Потом она произносит это вслух:
— А знаешь, я вижу тебя насквозь.
— Правда? — спрашивает он. — Ну, сейчас начнется.
— Ты думаешь, к твоему сведению, вот что: есть Бог или нет? Ты думаешь — зачем я в этом мире? Чего ради? А вот ради этого. Ради того, что ты здесь и я делаю это для тебя. И никаких мыслей о том, что ты кто-то еще где-то еще. Скажем, ты женщина, лежишь в постели с мужем и даешь ему, но не чтобы дать, не чтобы получить удовольствие, а потому что ты в постели с мужем и так положено. Или ты мужчина, лежишь с женой и трахаешь ее, но думаешь, что лучше бы не ее, а уборщицу с почты. Ну так держи свою уборщицу.
Он смеется мягким смехом:
— И это доказывает существование Бога?
— Если не это, то ничто не доказывает.
— Танцуй дальше, — говорит он.
— Когда ты умер, — спрашивает она, — не все ли равно, что ты женился не на той?

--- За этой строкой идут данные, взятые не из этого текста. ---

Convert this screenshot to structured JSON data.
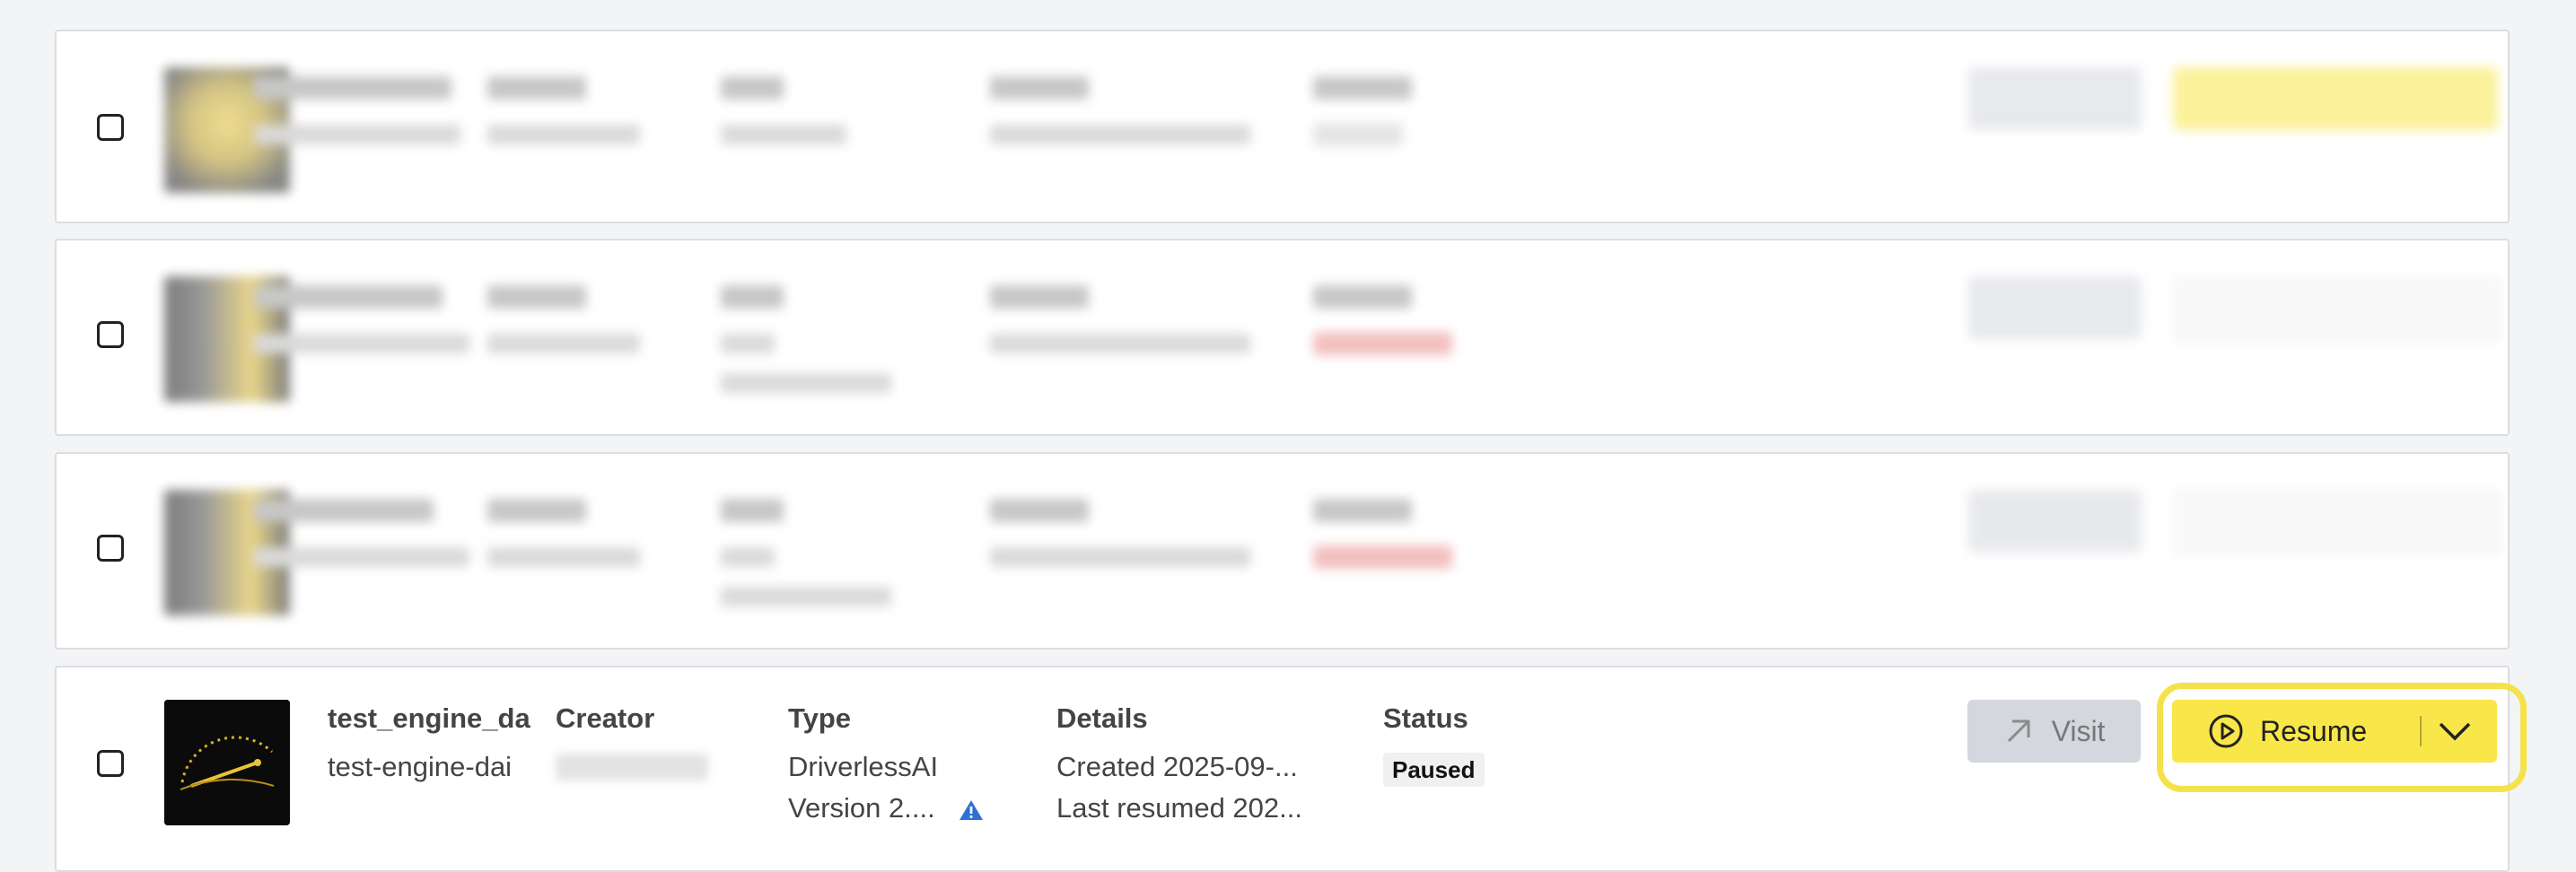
{
  "columns": {
    "creator": "Creator",
    "type": "Type",
    "details": "Details",
    "status": "Status"
  },
  "rows": [
    {
      "name": "test_engine_da",
      "slug": "test-engine-dai",
      "type_value": "DriverlessAI",
      "version": "Version 2....",
      "details_created": "Created 2025-09-...",
      "details_resumed": "Last resumed 202...",
      "status": "Paused",
      "visit_label": "Visit",
      "resume_label": "Resume",
      "warning_color": "#2f6fd6"
    }
  ],
  "colors": {
    "accent_yellow": "#f9e649",
    "highlight_ring": "#f5e24a",
    "visit_bg": "#d4d7dd",
    "error_badge": "#e98b8b"
  }
}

— Все равно. И когда ты жив, тоже. Танцуй дальше.
— А что не все равно? А?
— Это.
— Молодец, — говорит она. — Учишься.
— Что же получается — ты меня учишь?
— Самое время кому-нибудь тебя поучить. Да, я учу тебя. Но не смотри на меня так, будто я гожусь для чего-нибудь другого, чем вот это. Для большего. Не надо. Будь здесь, будь со мной. Не уходи. Не отвлекайся. Не думай ни о чем другом. Будь со мной. Я сделаю все, что ты захочешь. Сколько раз тебе женщины искренне такое говорили? Что захочешь, то я и сделаю. Не теряй этого, Коулмен. Не перетаскивай никуда. Только для этого мы и здесь. К завтрашнему дню это не имеет отношения. Все двери захлопни, в бывшее и в будущее. Перестань думать по-общественному. Чего оно от нас хочет, это расчудесное общество? Какими оно нас делает? "Ты должен, должен, должен". К чертям. Кем положено быть, что положено делать — это все убивает. Я и дальше могу танцевать, если это, и только. Наш тайный момент — если это, и только. Твой кусочек. Твой кусочек времени. Больше ничего — надеюсь, ты понимаешь.
— Танцуй дальше.
— Это и есть самое важное, — говорит она. — Если бы я перестала думать про…
— Про что?
— Я с детства была сучка-давалка.
— С детства?
— Он всегда говорил себе, что это не он, а я.
— Отчим?
— Да. Так он себе говорил. Может, даже и прав. Но в восемь, девять и десять лет у меня уже не оставалось выбора. Жестокость — вот что было плохо.
— На что это было похоже в десять лет?
— Все равно что он заставил бы меня взвалить на спину дом и нести.
— На что это было похоже, когда он ночью входил к тебе в спальню?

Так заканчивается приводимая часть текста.